Advertisement

GOP Picks a Budget Fight With Welfare Legislation

Share
TIMES STAFF WRITER

House Republicans embarked on a collision course Wednesday with the White House over welfare policy, deciding that terms under which legal immigrants could receive public assistance should be changed and asserting that “workfare” participants are not subject to federal wage and workplace protections.

Rep. E. Clay Shaw Jr. (R-Fla.), who is drafting welfare legislation under the bipartisan budget agreement, said that the changes he seeks would be kinder to the 400,000 elderly--but not disabled--legal immigrants who receive supplemental security income. Those benefits would be disrupted under the balanced-budget deal endorsed last month by the White House and congressional leaders.

Shaw’s alternative proposal would keep benefits flowing to all 700,000 elderly and disabled immigrants on the SSI rolls. But it would depart from the budget deal by denying SSI benefits to legal noncitizens who become disabled or 65 years old after Aug. 22, 1996, the day Clinton signed the welfare reform bill into law.

Advertisement

In addition, it would remove legal immigrants from the SSI rolls if those who sponsored their entry into the country earn more than 150% of the federal poverty level--about $19,500 a year for a family of three.

Lawmakers said that they do not know how many recipients the new requirement would cut from the rolls.

But immigration advocates estimated that it might threaten payments to as many as half of the elderly and disabled noncitizens now receiving SSI.

California is home to about 40% of the legal immigrants on the nation’s SSI rolls.

So Shaw’s proposal, if enacted into law over likely opposition from the Clinton administration, would have a profound effect on the state’s economy and its immigrant community.

“SSI has become a pension plan for Third World countries,” said Shaw. “That is not what we envisioned for our country,” he added.
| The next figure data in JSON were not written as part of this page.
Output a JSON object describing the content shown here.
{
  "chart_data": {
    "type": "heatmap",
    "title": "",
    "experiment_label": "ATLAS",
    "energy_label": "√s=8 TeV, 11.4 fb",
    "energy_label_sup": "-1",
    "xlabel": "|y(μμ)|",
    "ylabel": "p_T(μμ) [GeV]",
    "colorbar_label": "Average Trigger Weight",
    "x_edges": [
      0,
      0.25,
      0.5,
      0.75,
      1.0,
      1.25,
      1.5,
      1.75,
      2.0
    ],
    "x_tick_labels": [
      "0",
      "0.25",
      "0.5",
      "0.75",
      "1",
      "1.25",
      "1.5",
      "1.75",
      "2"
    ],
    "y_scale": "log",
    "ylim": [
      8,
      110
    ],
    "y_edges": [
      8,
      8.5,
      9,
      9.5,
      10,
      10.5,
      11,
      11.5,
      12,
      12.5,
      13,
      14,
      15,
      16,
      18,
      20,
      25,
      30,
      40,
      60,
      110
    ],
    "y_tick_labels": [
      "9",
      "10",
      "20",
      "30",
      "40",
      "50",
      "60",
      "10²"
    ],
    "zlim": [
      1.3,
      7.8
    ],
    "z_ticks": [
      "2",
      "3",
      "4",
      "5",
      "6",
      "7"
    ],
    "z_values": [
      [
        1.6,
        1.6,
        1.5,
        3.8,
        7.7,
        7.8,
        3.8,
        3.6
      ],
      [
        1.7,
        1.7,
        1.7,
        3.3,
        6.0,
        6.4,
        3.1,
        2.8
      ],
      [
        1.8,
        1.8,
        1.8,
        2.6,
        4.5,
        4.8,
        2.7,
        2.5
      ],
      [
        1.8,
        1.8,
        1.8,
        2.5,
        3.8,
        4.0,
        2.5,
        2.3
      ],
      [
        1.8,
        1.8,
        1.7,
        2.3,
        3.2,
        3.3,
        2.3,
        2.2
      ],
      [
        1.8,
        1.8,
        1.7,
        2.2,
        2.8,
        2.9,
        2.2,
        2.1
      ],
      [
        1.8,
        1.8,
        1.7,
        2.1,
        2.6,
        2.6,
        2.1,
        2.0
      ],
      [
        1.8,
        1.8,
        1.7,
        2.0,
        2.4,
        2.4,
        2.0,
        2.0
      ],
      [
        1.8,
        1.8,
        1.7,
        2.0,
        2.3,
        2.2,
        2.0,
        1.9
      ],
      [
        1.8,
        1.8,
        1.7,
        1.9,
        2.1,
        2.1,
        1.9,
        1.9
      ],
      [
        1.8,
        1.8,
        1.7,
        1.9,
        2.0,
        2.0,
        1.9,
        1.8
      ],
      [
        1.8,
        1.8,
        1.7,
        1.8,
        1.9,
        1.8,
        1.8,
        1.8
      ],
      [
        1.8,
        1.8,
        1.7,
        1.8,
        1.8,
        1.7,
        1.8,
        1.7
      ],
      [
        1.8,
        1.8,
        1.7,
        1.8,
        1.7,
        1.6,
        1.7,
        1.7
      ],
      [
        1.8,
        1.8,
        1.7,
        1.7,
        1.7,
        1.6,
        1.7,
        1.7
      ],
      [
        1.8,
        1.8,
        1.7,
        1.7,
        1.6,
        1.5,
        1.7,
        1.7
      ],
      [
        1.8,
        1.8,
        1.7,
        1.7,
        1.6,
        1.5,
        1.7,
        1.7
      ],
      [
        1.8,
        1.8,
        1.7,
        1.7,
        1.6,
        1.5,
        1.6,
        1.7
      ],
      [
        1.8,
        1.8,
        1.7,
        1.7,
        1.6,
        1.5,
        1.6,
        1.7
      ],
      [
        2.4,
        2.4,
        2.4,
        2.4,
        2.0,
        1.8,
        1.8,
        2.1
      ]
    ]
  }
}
Asked what legal immigrants should do if they become disabled in the future, Shaw said: “I guess they can go home if they don’t like what they have here.”

Advertisement

The Shaw proposal also would require the Immigration and Naturalization Service to draw up legal documents in which incoming legal immigrants swear that they will not become public charges as long as they are noncitizens.

Signing the document would make the immigrants subject to deportation if they do receive welfare for more than 12 months in their first three years in the United States.

Shaw called the pledge “just full disclosure” and added that it would signal to incoming immigrants that, while they may take advantage of the nation’s economic opportunities, they should not be permitted to rely on the generosity of its taxpayers unless they take the step of becoming citizens.

In another proposal that would reverse administration policy, Shaw’s draft bill would tell states that they are not required to pay welfare recipients working in state-sponsored community service jobs the federal minimum wage, which currently is $4.75 an hour but will rise to $5.15 an hour on Sept. 1.

Rather, states could pay workers the equivalent of the minimum wage by including the value of cash payments, food stamps, Medicaid, child care and public housing.

Shaw on Wednesday portrayed the shifts as slight departures from the balanced-budget agreement struck with the administration last month, saying that the package is “in the spirit” of the accord. But, he acknowledged, “we’re going to disagree on some points.”

Advertisement

*

Shaw’s proposal will guide the GOP-controlled House Ways and Means Committee when it moves to draft a 1998 budget reconciliation bill Friday. The committee’s ranking Democrat signaled that Shaw’s proposals will meet stiff opposition from Democratic members.

Rep. Sander Levin (D-Mich.) said that the Shaw package “violates the budget agreement purely and simply” in its provisions pertaining to legal immigrants. “It also violates American standards” of fairness, he added.

“This is going to not only break the budget agreement but break the backs of hundreds of thousands of elderly people,” Levin told reporters.

Levin also denounced the draft bill’s “workfare” provisions that would absolve states of any minimum-wage requirements for community service jobs.

“You’re going to tell people moving from welfare to work, ‘We don’t value your work and we don’t value you,’ ” said Levin.